Batting late on in England's second innings, he scored 13 runs in a last wicket partnership of 61 with Stuart Broad which ensured South Africa had to bat again, before the winning run was scored off his own bowling as South Africa secured a ten-wicket win.

===Post-Test career===
Pattinson returned to play for Victoria in the 2009–10 season, but despite playing for England, was not one of the better fast bowlers for Victoria and was usually overlooked for selection. His younger brother, James, was preferred. However, injuries to fast bowlers including James led to Darren being picked for the team on most occasions in the later half of the season.

He returned to England for the 2010 season to play county cricket with Nottinghamshire. That season, Nottinghamshire won the County Championship with Pattinson contributing 31 wickets in the competition. His tally of 17 wickets in the Friends Provident t20 meant that he was the club's leading wicket-taker in the T20 format for 2010.
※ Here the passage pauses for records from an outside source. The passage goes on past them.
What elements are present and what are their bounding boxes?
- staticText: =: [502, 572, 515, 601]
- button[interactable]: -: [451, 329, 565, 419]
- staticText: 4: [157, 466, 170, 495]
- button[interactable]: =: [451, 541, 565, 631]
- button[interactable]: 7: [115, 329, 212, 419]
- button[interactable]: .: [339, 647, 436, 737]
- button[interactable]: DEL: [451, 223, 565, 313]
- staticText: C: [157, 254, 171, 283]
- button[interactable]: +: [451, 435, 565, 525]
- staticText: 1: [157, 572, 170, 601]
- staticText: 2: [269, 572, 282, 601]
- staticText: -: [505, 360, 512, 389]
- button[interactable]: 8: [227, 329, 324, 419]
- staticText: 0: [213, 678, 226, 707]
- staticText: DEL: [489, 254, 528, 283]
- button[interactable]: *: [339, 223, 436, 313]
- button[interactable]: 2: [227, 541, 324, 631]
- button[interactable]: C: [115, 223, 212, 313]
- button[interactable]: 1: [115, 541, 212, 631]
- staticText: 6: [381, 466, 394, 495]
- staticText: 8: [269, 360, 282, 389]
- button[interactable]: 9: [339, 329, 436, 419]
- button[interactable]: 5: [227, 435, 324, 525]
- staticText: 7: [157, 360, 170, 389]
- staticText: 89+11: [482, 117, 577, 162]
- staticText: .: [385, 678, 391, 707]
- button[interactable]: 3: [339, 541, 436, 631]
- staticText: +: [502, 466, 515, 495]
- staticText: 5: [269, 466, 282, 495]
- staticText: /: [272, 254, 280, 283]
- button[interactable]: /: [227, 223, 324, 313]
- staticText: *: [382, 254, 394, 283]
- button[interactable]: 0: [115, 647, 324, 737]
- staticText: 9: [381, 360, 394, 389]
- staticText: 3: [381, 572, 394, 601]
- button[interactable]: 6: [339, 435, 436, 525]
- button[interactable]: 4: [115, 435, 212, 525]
Pattinson began the 2010–11 Australian season by taking career-best figures of 8/35 against Western Australia.

==Personal life==
Pattinson's younger brother James has played both Test and ODI cricket for Australia, after making his debut in both forms in 2011. He has two daughters, Sophie and Olivia.

===Greyhound training===
In 2013, Pattinson took out a public greyhound training licence. His most prolific greyhound was Blazin’ Bomber who won 27 of his 60 races but was unable to record a victory in a Group 1.